A certa altura, Loff pergunta:
— Com os preâmbulos aos seis
decretos que saem em Setembro de 1961, queria realmente fazer uma crítica à
política ultramarina anterior?
A resposta:
— É evidente! Isso que lá está
escrito não pode deixar de ser visto como uma crítica! Por exemplo: é evidente
que existia no território português uma prática de trabalho compelido.
Exactamente o contrário do que diziam as leis e as convenções internacionais.
Era evidente que isso não podia continuar!
Sessenta anos depois, esta ideia
continua a ser debatida. Os seis decretos do ministro Moreira — aprovados a 6
de Setembro, dia dos seus anos — foram reformistas. Mas até que ponto? Do mesmo
modo, a pergunta do jovem historiador — e o seu “realmente” — está viva.
Historiadores como Diogo Ramada Curto, Bernardo Pinto Cruz e Pedro Aires Oliveira, que têm estudado e escrito sobre este
período e sobre as reformas relativas às colónias introduzidas em 1961, olham
com distância, reservas e crítica para a acção de Moreira como ministro do
Ultramar.
De tudo o que Moreira fez — como presidente do CDS, presidente do Instituto Superior de
Ciências Sociais e Políticas, deputado e conselheiro de Estado —, é sempre nos
menos de dois anos como ministro do Ultramar que as conversas, entrevistas e
investigações académicas se centram. “Adriano Moreira passou o resto da vida a
gerir a memória daqueles dois anos no Ministério do Ultramar”, diz Ramada Curto
ao PÚBLICO.
Na entrevista a Loff, que tem 28
páginas — e que foi dada quando Moreira tinha 68 anos —, o ex-ministro de
António de Oliveira Salazar defende, citando a hoje controversa tese do
lusotropicalismo proposta pelo sociólogo brasileiro Gilberto Freyre, que quis
uma “interpenetração de culturas” e a “igual dignidade das culturas” entre
colonizadores e colonizados. “Não é transformar a população de África em
europeus”, explica.
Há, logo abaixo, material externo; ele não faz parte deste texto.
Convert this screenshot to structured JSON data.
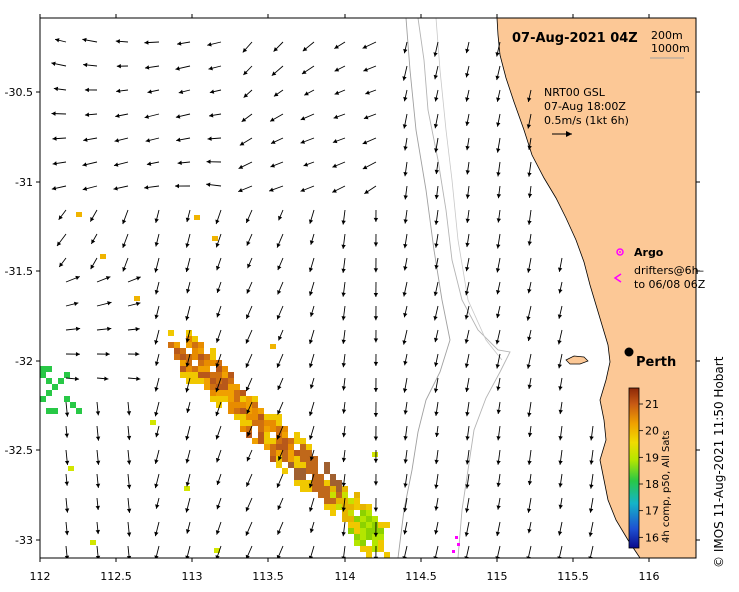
{
  "title": "07-Aug-2021 04Z",
  "depth_contours": [
    "200m",
    "1000m"
  ],
  "current_legend": {
    "line1": "NRT00 GSL",
    "line2": "07-Aug 18:00Z",
    "line3": "0.5m/s (1kt 6h)"
  },
  "argo_label": "Argo",
  "drifters_line1": "drifters@6h–",
  "drifters_line2": "to 06/08 06Z",
  "city": "Perth",
  "colorbar": {
    "label": "4h comp, p50, All Sats",
    "ticks": [
      "21",
      "20",
      "19",
      "18",
      "17",
      "16"
    ],
    "min": 15.6,
    "max": 21.6
  },
  "axes": {
    "x_ticks": [
      "112",
      "112.5",
      "113",
      "113.5",
      "114",
      "114.5",
      "115",
      "115.5",
      "116"
    ],
    "y_ticks": [
      "-30.5",
      "-31",
      "-31.5",
      "-32",
      "-32.5",
      "-33"
    ],
    "lon_range": [
      112,
      116.3
    ],
    "lat_range": [
      -33.1,
      -30.0
    ]
  },
  "credit": "© IMOS 11-Aug-2021 11:50 Hobart",
  "colors": {
    "land": "#fcc896",
    "ocean": "#ffffff",
    "argo": "#ff00ff"
  }
}
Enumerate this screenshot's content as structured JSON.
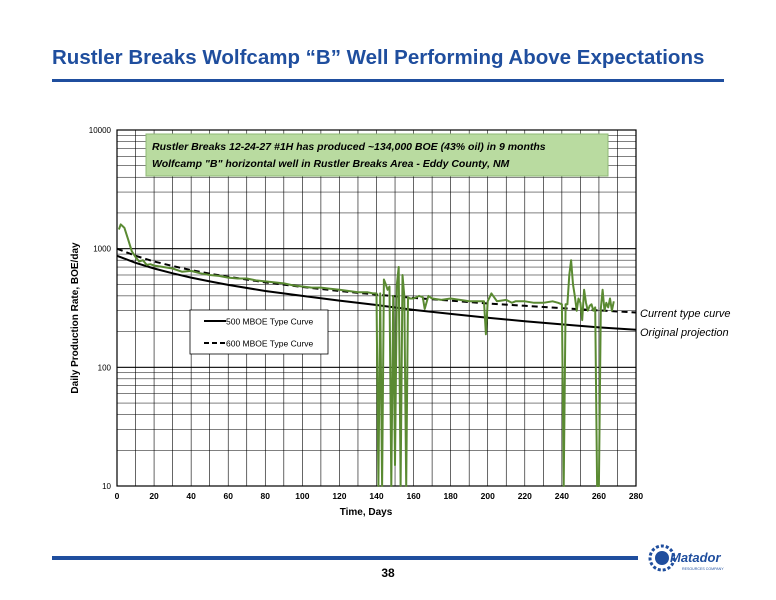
{
  "slide": {
    "title": "Rustler Breaks Wolfcamp “B” Well Performing Above Expectations",
    "page_number": "38",
    "logo_text": "Matador",
    "logo_subtext": "RESOURCES COMPANY"
  },
  "colors": {
    "brand_blue": "#1f4e9e",
    "actual_line": "#5a8a32",
    "callout_fill": "#b9dba0",
    "grid": "#000000"
  },
  "chart_data": {
    "type": "line",
    "ylabel": "Daily Production Rate, BOE/day",
    "xlabel": "Time, Days",
    "yscale": "log",
    "xlim": [
      0,
      280
    ],
    "ylim": [
      10,
      10000
    ],
    "x_ticks": [
      "0",
      "20",
      "40",
      "60",
      "80",
      "100",
      "120",
      "140",
      "160",
      "180",
      "200",
      "220",
      "240",
      "260",
      "280"
    ],
    "y_ticks": [
      "10",
      "100",
      "1000",
      "10000"
    ],
    "grid": true,
    "callout": {
      "line1": "Rustler Breaks 12-24-27 #1H has produced ~134,000 BOE (43% oil) in 9 months",
      "line2": "Wolfcamp \"B\" horizontal well in Rustler Breaks Area - Eddy County, NM"
    },
    "legend": [
      {
        "label": "500 MBOE Type Curve",
        "style": "solid"
      },
      {
        "label": "600 MBOE Type Curve",
        "style": "dashed"
      }
    ],
    "annotations": [
      {
        "text": "Current type curve"
      },
      {
        "text": "Original projection"
      }
    ],
    "series": [
      {
        "name": "500 MBOE Type Curve",
        "style": "solid",
        "x": [
          0,
          10,
          20,
          30,
          40,
          50,
          60,
          80,
          100,
          120,
          140,
          160,
          180,
          200,
          220,
          240,
          260,
          280
        ],
        "y": [
          870,
          760,
          680,
          620,
          570,
          530,
          495,
          440,
          400,
          365,
          335,
          305,
          282,
          262,
          245,
          230,
          217,
          207
        ]
      },
      {
        "name": "600 MBOE Type Curve",
        "style": "dashed",
        "x": [
          0,
          10,
          20,
          30,
          40,
          50,
          60,
          80,
          100,
          120,
          140,
          160,
          180,
          200,
          220,
          240,
          260,
          280
        ],
        "y": [
          1000,
          870,
          780,
          715,
          660,
          615,
          580,
          520,
          475,
          440,
          410,
          385,
          365,
          345,
          330,
          315,
          302,
          290
        ]
      },
      {
        "name": "",
        "style": "actual",
        "x": [
          1,
          2,
          3,
          4,
          6,
          8,
          10,
          12,
          14,
          16,
          18,
          20,
          25,
          30,
          35,
          40,
          45,
          50,
          55,
          60,
          65,
          70,
          75,
          80,
          85,
          90,
          95,
          100,
          105,
          110,
          115,
          120,
          125,
          130,
          135,
          138,
          140,
          141,
          142,
          143,
          144,
          145,
          146,
          147,
          148,
          149,
          150,
          151,
          152,
          153,
          154,
          155,
          156,
          157,
          158,
          160,
          163,
          165,
          166,
          168,
          170,
          175,
          180,
          185,
          190,
          195,
          198,
          199,
          200,
          202,
          205,
          210,
          213,
          215,
          220,
          225,
          230,
          235,
          238,
          240,
          241,
          242,
          243,
          244,
          245,
          246,
          247,
          248,
          249,
          250,
          251,
          252,
          253,
          254,
          255,
          256,
          257,
          258,
          259,
          260,
          261,
          262,
          263,
          264,
          265,
          266,
          267,
          268
        ],
        "y": [
          1450,
          1600,
          1550,
          1500,
          1200,
          950,
          850,
          780,
          800,
          730,
          740,
          720,
          700,
          680,
          640,
          650,
          620,
          600,
          590,
          570,
          560,
          560,
          540,
          530,
          520,
          510,
          490,
          480,
          470,
          470,
          460,
          450,
          440,
          430,
          430,
          420,
          420,
          10,
          420,
          10,
          550,
          500,
          450,
          480,
          10,
          400,
          15,
          500,
          700,
          10,
          600,
          400,
          10,
          390,
          380,
          380,
          400,
          390,
          310,
          400,
          380,
          370,
          380,
          370,
          360,
          360,
          360,
          190,
          360,
          420,
          360,
          370,
          350,
          360,
          360,
          350,
          350,
          360,
          350,
          340,
          10,
          340,
          340,
          600,
          800,
          500,
          400,
          300,
          380,
          350,
          250,
          450,
          350,
          300,
          330,
          340,
          300,
          320,
          10,
          10,
          310,
          450,
          300,
          350,
          320,
          380,
          300,
          360
        ]
      }
    ]
  }
}
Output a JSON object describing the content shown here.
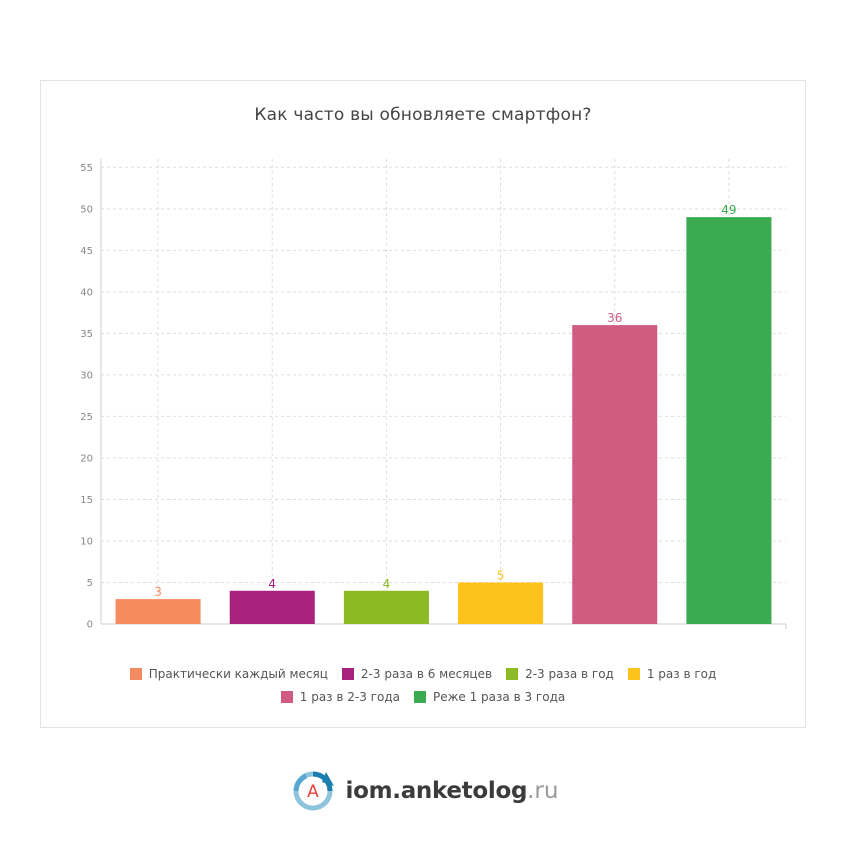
{
  "chart_data": {
    "type": "bar",
    "title": "Как часто вы обновляете смартфон?",
    "categories": [
      "Практически каждый месяц",
      "2-3 раза в 6 месяцев",
      "2-3 раза в год",
      "1 раз в год",
      "1 раз в 2-3 года",
      "Реже 1 раза в 3 года"
    ],
    "values": [
      3,
      4,
      4,
      5,
      36,
      49
    ],
    "colors": [
      "#f68b5f",
      "#a8217a",
      "#8cba22",
      "#fdc21c",
      "#d05c82",
      "#3bab52"
    ],
    "ylim": [
      0,
      56
    ],
    "yticks": [
      0,
      5,
      10,
      15,
      20,
      25,
      30,
      35,
      40,
      45,
      50,
      55
    ],
    "grid": true,
    "legend_position": "bottom"
  },
  "footer": {
    "logo_icon": "anketolog-logo-icon",
    "logo_letter": "А",
    "brand": "iom.anketolog",
    "tld": ".ru"
  }
}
Com a nova legislação de 1961, “deixa de haver
diferenciação em matéria de direitos políticos que resultam do estatuto
cultural das pessoas, ou étnico ou religioso”.
Moreira entrou no Governo de
Salazar em 1959, como subsecretário de Estado da Administração Ultramarina, e
avançou com as novas leis pouco depois de subir a ministro. De entre os
célebres seis decretos, está a abolição
do Estatuto dos Indígenas e a criação do Código do Trabalho
Rural. Na sua leitura, a nova legislação defendia uma “autonomia progressiva e
irreversível” das colónias e foi “uma etapa inovadora” — “não tenho dúvidas
nenhumas sobre isso!”, diz na entrevista de 1990. As mudanças que propôs para o
então “Ultramar” receberam “muita, muita oposição”, “como é natural”. “Não era
a corrente de pensamento do Governo. Era uma corrente de pensamento de pessoas
que se interessavam por estes problema.
Ao mesmo tempo que abolia o
Estatuto dos Indígenas, no entanto, criava a lei das regedorias, sublinha
Ramada Curto, que publicou ensaios sobre o tema. A lei das regedorias “fixava
as populações nativas e colocava os chefes nativos na posição de colaboradores
do Estado colonial, criando aldeamentos e, na prática, campos de concentração,
uma vez que as pessoas não podiam sair sem a autorização do regedor, que era o
chefe indígena”, diz o historiador. “Tira com uma mão e põe com a outra. Há um
excesso de empolamento do lusotropicalismo e da ideia de reforma.”
Sobre Moreira conta-se sempre a história de como durou pouco no Governo e de como saiu. Foi a despacho com Salazar e o ditador não gostou das suas propostas. Ao que Moreira disse: “Não muda de política, muda de ministro.” É uma história que não está fechada.